How to Tell if Coconut Milk is Bad
If you’ve opened more than one can of coconut milk, you know that their textures vary significantly from one brand to the next. If all canned coconut milk looks different, how do you tell if coconut milk is bad?
To tell if coconut milk is bad, give it the smell test. If it smells sour, it has spoiled. If it smells subtly sweet, you’re in the clear.
Of course, only do the smell test if your canned coconut milk has not reached its expiration date and has no clear indicators of spoilage, such as mold. You can usually find the expiration on either the lid or the bottom of the can.
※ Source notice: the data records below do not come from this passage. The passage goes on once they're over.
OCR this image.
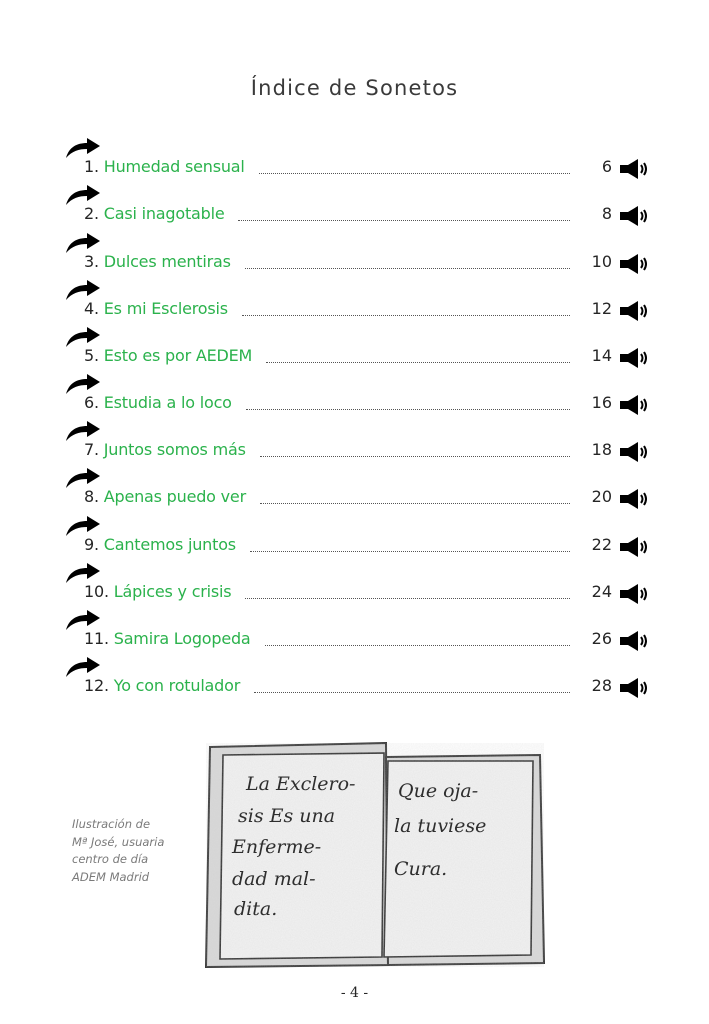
Índice de Sonetos
1. Humedad sensual	6
2. Casi inagotable	8
3. Dulces mentiras	10
4. Es mi Esclerosis	12
5. Esto es por AEDEM	14
6. Estudia a lo loco	16
7. Juntos somos más	18
8. Apenas puedo ver	20
9. Cantemos juntos	22
10. Lápices y crisis	24
11. Samira Logopeda	26
12. Yo con rotulador	28
La Exclero-
sis Es una
Enferme-
dad mal-
dita.
Que oja-
la tuviese
Cura.
Ilustración de
Mª José, usuaria
centro de día
ADEM Madrid
- 4 -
If it is past this date, toss it. Canned coconut milk can last 2 or more years on the shelf, so if you’re opening it late, it is likely very, VERY old. So even if it smells wonderful, it’s better to be safe than sorry.
Have more questions?
Why is My Coconut Milk Chunky?
Nearly any brand new can of coconut milk will be chunky when you open it, and that has to do with how it is made. Organic coconut milk is made by simply blending coconut and water.
Coconut milk is chunky because coconut is high in fat and less dense than water. Over time, the lighter, fatty part of the mixture will rise and separate from the water, making it appear chunky.
Because most dairy milk becomes chunky when it spoils, it’s natural to think that chunky coconut milk would signal that it is bad. But, you cannot tell if your coconut milk is bad just by looking at it.
All you have to do to make your coconut milk smooth and creamy is to stir it! You should always shake or stir your coconut milk before using it to get the best consistency.
Why Is My Coconut Milk Grainy?
Even after you stir your coconut milk well, you might still notice some specks of white floating around in the liquid. After using thick, creamy coconut milk, seeing one with a curdled texture might seem like a cause for concern, but that isn’t necessarily the case.
Coconut milk may appear grainy for a few reasons: because of the water-coconut ratio, the amount of fat in the coconuts, and the storage temperature.
Water coconut ratio: Every brand of canned coconut milk will have different ratios of water to coconut. Typically, the more coconut one has, the more fattening it is, and having more fat makes it thicker, richer, and less likely to be grainy. Make sure you buy full-fat coconut milk to ensure it is as creamy as possible.
Coconut fat levels: Although coconuts become edible after about 6–8 months, they take 12 months to fully ripen. Coconuts start out containing all water and no coconut meat (i.e., no fat) and become harder and more fattening as time goes on. The time when coconuts are harvested and used for coconut milk can dramatically change the consistency of coconut milk. Younger coconuts produce grainier milk and mature coconuts produce thicker, creamier milk.
Storage Temperature: Because extremely hot or cold temperatures can change the chemical structure of coconut milk, storing it incorrectly can change its appearance. Always store canned coconut milk in a cool area to keep this from happening. However, the milk may have been transported in high temperatures, so this is not totally under your control.
How Long Does Coconut Milk Last Refrigerated?
Canned coconut milk will last 2 or more years before you open it, but once you open it, the clock starts ticking.
Coconut milk will last 3–4 days in the refrigerator in an airtight container.
Once it is opened, it exposes the milk to bacteria, and after this time period, it is unsafe to eat. Just to be safe, even if it is the first day after opening it, always give it the smell taste before consuming it.
Why Does My Coconut Milk Taste Metallic?
If you start to notice a metallic flavor, you likely left your coconut milk in the can when you stored it in the refrigerator.
Never store any canned food items in the refrigerator in their original packaging. The metals from the can start to seep into the food, making it taste bad and making it unsafe to eat. Always store these items in an airtight plastic or glass container.